Mackerel skies—rippled rows of cirrocumulus or altocumulus clouds that look like fish scales—can indicate an incoming weather change. (You can’t deny the saying, “Mackerel sky, mackerel sky, never long wet, never long dry.”) Pretending that you don’t see those clouds, hear that thunder, or smell that smoke doesn’t only put your own life at risk, but it also endangers the lives of those who would have to rescue you.
“Being on a ridgetop, peak, or any open area substantially increases your risk of a lightning injury,” Becker says. “Risk of hypothermia is also a consideration year-round in the mountains. If you aren’t prepared to cope with sleet or snow in the forecast, you should think twice about proceeding. Summit fever might make you ignore advancing clouds or other clues that the weather is changing.”
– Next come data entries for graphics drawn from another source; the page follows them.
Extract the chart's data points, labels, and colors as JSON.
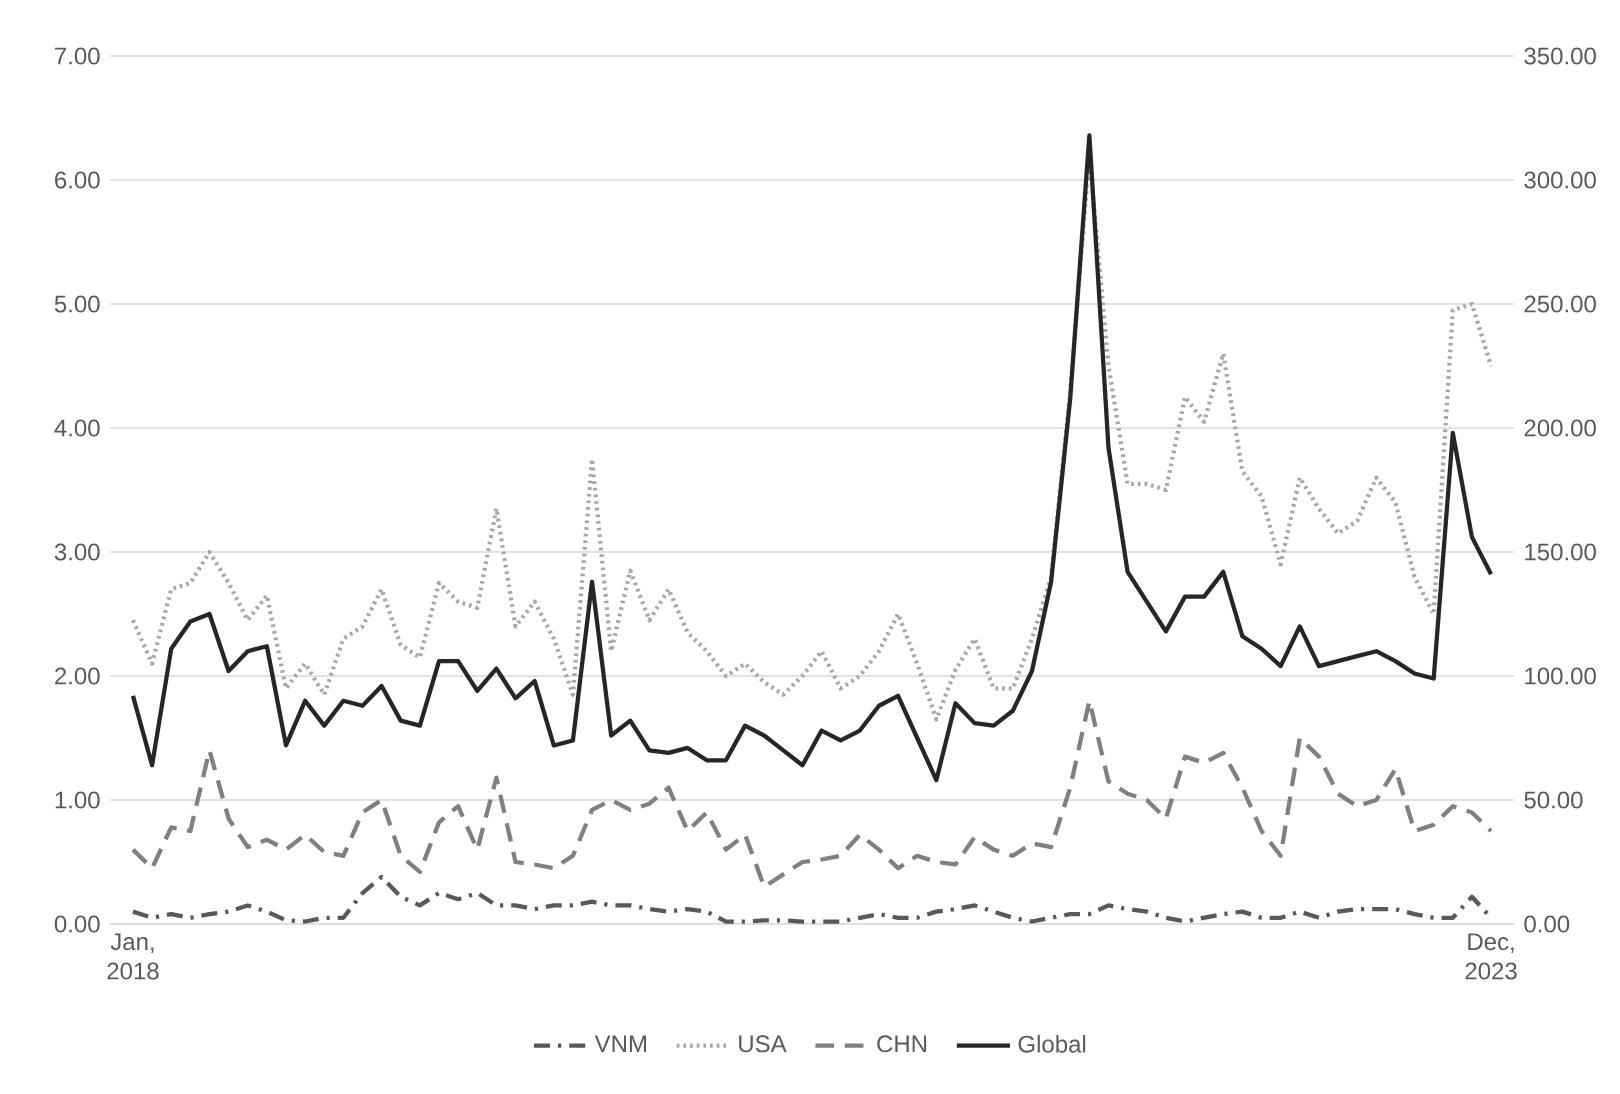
{
  "chart_data": {
    "type": "line",
    "categories": [
      "Jan, 2018",
      null,
      null,
      null,
      null,
      null,
      null,
      null,
      null,
      null,
      null,
      null,
      null,
      null,
      null,
      null,
      null,
      null,
      null,
      null,
      null,
      null,
      null,
      null,
      null,
      null,
      null,
      null,
      null,
      null,
      null,
      null,
      null,
      null,
      null,
      null,
      null,
      null,
      null,
      null,
      null,
      null,
      null,
      null,
      null,
      null,
      null,
      null,
      null,
      null,
      null,
      null,
      null,
      null,
      null,
      null,
      null,
      null,
      null,
      null,
      null,
      null,
      null,
      null,
      null,
      null,
      null,
      null,
      null,
      null,
      null,
      "Dec, 2023"
    ],
    "series": [
      {
        "name": "VNM",
        "color": "#595959",
        "line_style": "dashdot",
        "values": [
          0.1,
          0.05,
          0.08,
          0.05,
          0.08,
          0.1,
          0.15,
          0.1,
          0.03,
          0.02,
          0.05,
          0.05,
          0.25,
          0.38,
          0.22,
          0.15,
          0.25,
          0.2,
          0.25,
          0.15,
          0.15,
          0.12,
          0.15,
          0.15,
          0.18,
          0.15,
          0.15,
          0.12,
          0.1,
          0.12,
          0.1,
          0.02,
          0.02,
          0.03,
          0.03,
          0.02,
          0.02,
          0.02,
          0.05,
          0.08,
          0.05,
          0.05,
          0.1,
          0.12,
          0.15,
          0.1,
          0.05,
          0.02,
          0.05,
          0.08,
          0.08,
          0.15,
          0.12,
          0.1,
          0.05,
          0.02,
          0.05,
          0.08,
          0.1,
          0.05,
          0.05,
          0.1,
          0.05,
          0.1,
          0.12,
          0.12,
          0.12,
          0.08,
          0.05,
          0.05,
          0.22,
          0.05
        ]
      },
      {
        "name": "USA",
        "color": "#a6a6a6",
        "line_style": "dotted",
        "values": [
          2.45,
          2.1,
          2.7,
          2.75,
          3.0,
          2.75,
          2.45,
          2.65,
          1.9,
          2.1,
          1.85,
          2.3,
          2.4,
          2.7,
          2.25,
          2.15,
          2.75,
          2.6,
          2.55,
          3.35,
          2.4,
          2.6,
          2.3,
          1.85,
          3.75,
          2.2,
          2.85,
          2.45,
          2.7,
          2.35,
          2.2,
          2.0,
          2.1,
          1.95,
          1.85,
          2.0,
          2.2,
          1.9,
          2.0,
          2.2,
          2.5,
          2.1,
          1.65,
          2.05,
          2.3,
          1.9,
          1.9,
          2.3,
          2.8,
          4.3,
          6.2,
          4.5,
          3.55,
          3.55,
          3.5,
          4.25,
          4.05,
          4.6,
          3.65,
          3.45,
          2.9,
          3.6,
          3.35,
          3.15,
          3.25,
          3.6,
          3.4,
          2.8,
          2.5,
          4.95,
          5.0,
          4.5
        ]
      },
      {
        "name": "CHN",
        "color": "#808080",
        "line_style": "dashed",
        "values": [
          0.6,
          0.45,
          0.78,
          0.75,
          1.4,
          0.85,
          0.62,
          0.68,
          0.6,
          0.72,
          0.58,
          0.55,
          0.9,
          1.0,
          0.55,
          0.42,
          0.82,
          0.95,
          0.6,
          1.18,
          0.5,
          0.48,
          0.45,
          0.55,
          0.92,
          1.0,
          0.92,
          0.97,
          1.1,
          0.75,
          0.9,
          0.6,
          0.72,
          0.3,
          0.4,
          0.5,
          0.52,
          0.55,
          0.72,
          0.6,
          0.45,
          0.55,
          0.5,
          0.48,
          0.7,
          0.6,
          0.55,
          0.65,
          0.62,
          1.1,
          1.8,
          1.15,
          1.05,
          1.0,
          0.85,
          1.35,
          1.3,
          1.38,
          1.1,
          0.75,
          0.55,
          1.5,
          1.35,
          1.05,
          0.95,
          1.0,
          1.25,
          0.75,
          0.8,
          0.95,
          0.9,
          0.75
        ]
      },
      {
        "name": "Global",
        "color": "#262626",
        "line_style": "solid",
        "axis": "y2",
        "values": [
          92,
          64,
          111,
          122,
          125,
          102,
          110,
          112,
          72,
          90,
          80,
          90,
          88,
          96,
          82,
          80,
          106,
          106,
          94,
          103,
          91,
          98,
          72,
          74,
          138,
          76,
          82,
          70,
          69,
          71,
          66,
          66,
          80,
          76,
          70,
          64,
          78,
          74,
          78,
          88,
          92,
          75,
          58,
          89,
          81,
          80,
          86,
          102,
          138,
          212,
          318,
          192,
          142,
          130,
          118,
          132,
          132,
          142,
          116,
          111,
          104,
          120,
          104,
          106,
          108,
          110,
          106,
          101,
          99,
          198,
          156,
          141
        ]
      }
    ],
    "ylim": [
      0,
      7
    ],
    "yticks": [
      {
        "value": 0,
        "label": "0.00"
      },
      {
        "value": 1,
        "label": "1.00"
      },
      {
        "value": 2,
        "label": "2.00"
      },
      {
        "value": 3,
        "label": "3.00"
      },
      {
        "value": 4,
        "label": "4.00"
      },
      {
        "value": 5,
        "label": "5.00"
      },
      {
        "value": 6,
        "label": "6.00"
      },
      {
        "value": 7,
        "label": "7.00"
      }
    ],
    "y2lim": [
      0,
      350
    ],
    "y2ticks": [
      {
        "value": 0,
        "label": "0.00"
      },
      {
        "value": 50,
        "label": "50.00"
      },
      {
        "value": 100,
        "label": "100.00"
      },
      {
        "value": 150,
        "label": "150.00"
      },
      {
        "value": 200,
        "label": "200.00"
      },
      {
        "value": 250,
        "label": "250.00"
      },
      {
        "value": 300,
        "label": "300.00"
      },
      {
        "value": 350,
        "label": "350.00"
      }
    ],
    "grid": "y",
    "legend": "bottom"
  }
}
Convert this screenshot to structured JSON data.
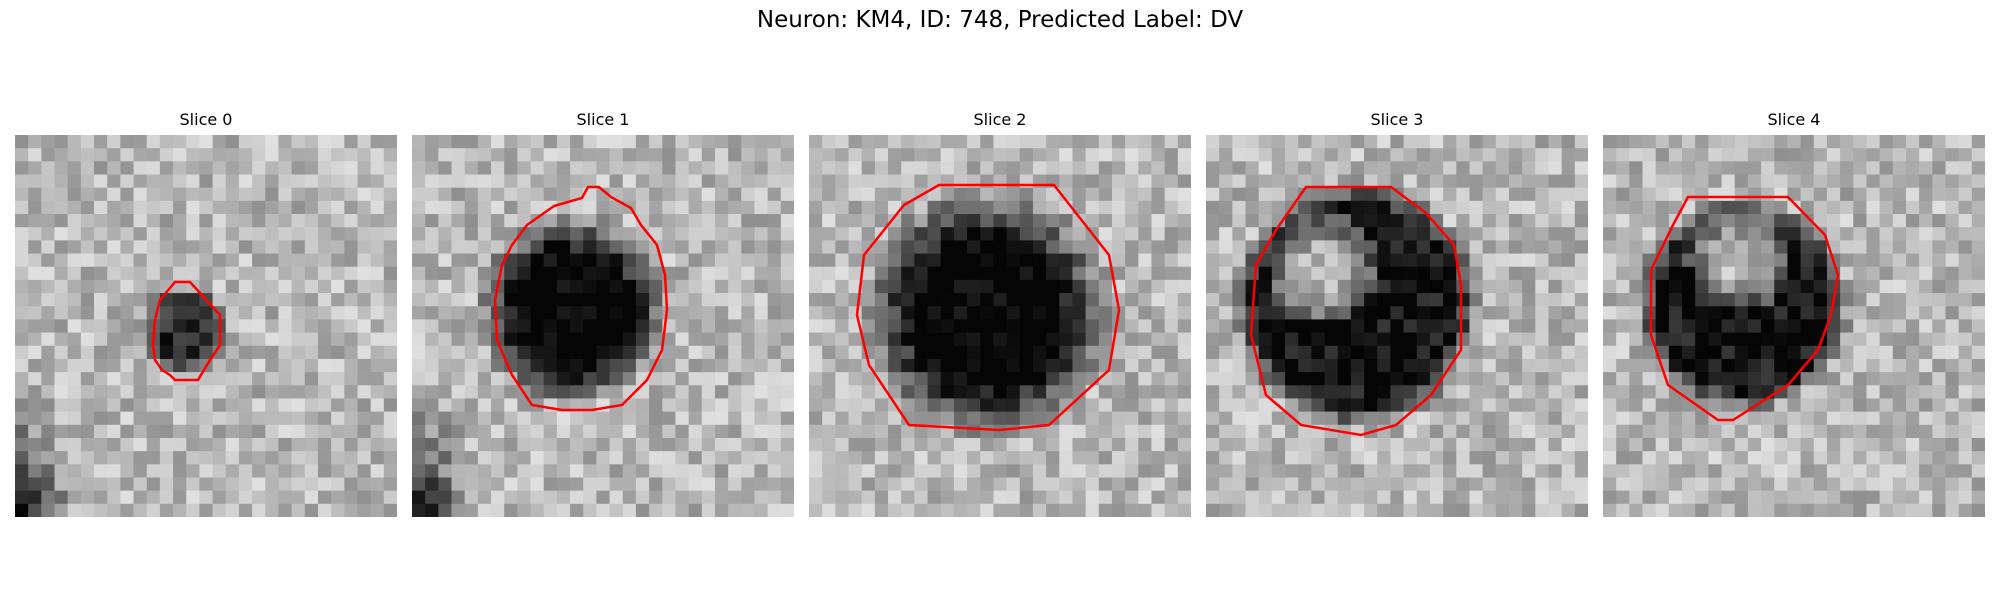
{
  "figure": {
    "title": "Neuron: KM4, ID: 748, Predicted Label: DV",
    "outline_color": "#ff0000"
  },
  "slices": [
    {
      "label": "Slice 0",
      "pattern": "small-dark-spot"
    },
    {
      "label": "Slice 1",
      "pattern": "dark-blob"
    },
    {
      "label": "Slice 2",
      "pattern": "dark-disc"
    },
    {
      "label": "Slice 3",
      "pattern": "dark-ring-light-center"
    },
    {
      "label": "Slice 4",
      "pattern": "dark-ring-light-center"
    }
  ]
}
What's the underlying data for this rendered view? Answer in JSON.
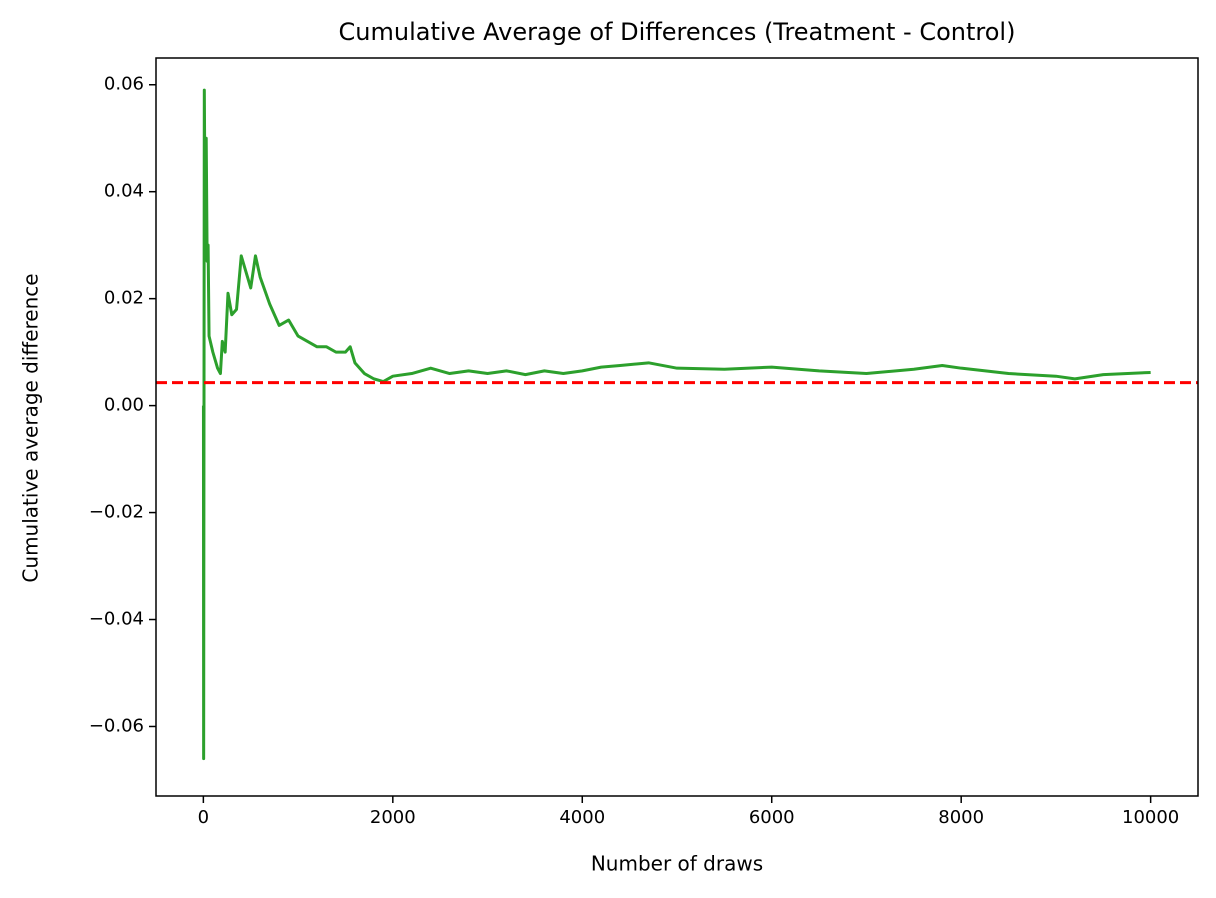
{
  "chart_data": {
    "type": "line",
    "title": "Cumulative Average of Differences (Treatment - Control)",
    "xlabel": "Number of draws",
    "ylabel": "Cumulative average difference",
    "x": [
      1,
      3,
      10,
      20,
      30,
      40,
      50,
      60,
      100,
      150,
      180,
      200,
      230,
      260,
      300,
      350,
      400,
      450,
      500,
      550,
      600,
      700,
      800,
      900,
      1000,
      1100,
      1200,
      1300,
      1400,
      1500,
      1550,
      1600,
      1700,
      1800,
      1900,
      2000,
      2200,
      2400,
      2600,
      2800,
      3000,
      3200,
      3400,
      3600,
      3800,
      4000,
      4200,
      4400,
      4700,
      5000,
      5500,
      6000,
      6500,
      7000,
      7500,
      7800,
      8000,
      8500,
      9000,
      9200,
      9500,
      10000
    ],
    "series": [
      {
        "color": "#2ca02c",
        "values": [
          0.0,
          -0.066,
          0.059,
          0.03,
          0.05,
          0.027,
          0.03,
          0.013,
          0.01,
          0.007,
          0.006,
          0.012,
          0.01,
          0.021,
          0.017,
          0.018,
          0.028,
          0.025,
          0.022,
          0.028,
          0.024,
          0.019,
          0.015,
          0.016,
          0.013,
          0.012,
          0.011,
          0.011,
          0.01,
          0.01,
          0.011,
          0.008,
          0.006,
          0.005,
          0.0045,
          0.0055,
          0.006,
          0.007,
          0.006,
          0.0065,
          0.006,
          0.0065,
          0.0058,
          0.0065,
          0.006,
          0.0065,
          0.0072,
          0.0075,
          0.008,
          0.007,
          0.0068,
          0.0072,
          0.0065,
          0.006,
          0.0068,
          0.0075,
          0.007,
          0.006,
          0.0055,
          0.005,
          0.0058,
          0.0062
        ]
      }
    ],
    "hline": {
      "value": 0.0043,
      "color": "#ff0000",
      "dashed": true
    },
    "xlim": [
      -500,
      10500
    ],
    "xticks": [
      0,
      2000,
      4000,
      6000,
      8000,
      10000
    ],
    "ylim": [
      -0.073,
      0.065
    ],
    "yticks": [
      {
        "value": -0.06,
        "label": "−0.06"
      },
      {
        "value": -0.04,
        "label": "−0.04"
      },
      {
        "value": -0.02,
        "label": "−0.02"
      },
      {
        "value": 0,
        "label": "0.00"
      },
      {
        "value": 0.02,
        "label": "0.02"
      },
      {
        "value": 0.04,
        "label": "0.04"
      },
      {
        "value": 0.06,
        "label": "0.06"
      }
    ],
    "grid": false
  }
}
Last month’s McKinney Fire tested a lot of Pacific Crest Trail thru-hikers’ ability to practice common sense and adapt. Lize “Indy” de Klerk had to evacuate because she was too close to the fire. She and her tramily backtracked to Etna, California, to wait out the smoke for a couple nights.
“We had been seeing a lot of smoke and then we got word that there was an 18,000 acre fire somewhere north of us and that it was zero percent contained,” she says. “There is no way you can outrun a wildfire or compete with any kind of the elements. Without cell signal or anything you really have to trust your instincts out there and err on the side of safety, which is why we decided to turn around. In hindsight it was the best decision we could have made.”
Maybe you recently got Covid and your lungs haven’t quite returned to normal. Maybe you’re coming back from an injury or this trail has way more vert or scrambling than what you trained for. Or you had one too many margaritas the night before or you couldn’t get enough sleep. There are a lot of reasons why a hike might feel more challenging than you expected, and pushing past your ability just to bag a peak can be unrealistic or dangerous. It’s healthier to hike with a motivation based in kindness and self-respect, instead of one based on all-or-nothing perfection. Think about what kinds of actions will best serve you physically and mentally in the long term. An injury you pushed through to achieve a short-sighted goal can get worse and set your recovery back even farther. But, meeting your body where it’s at on that current day, and hiking realistically based on how you’re feeling, is the best for your physical and mental health.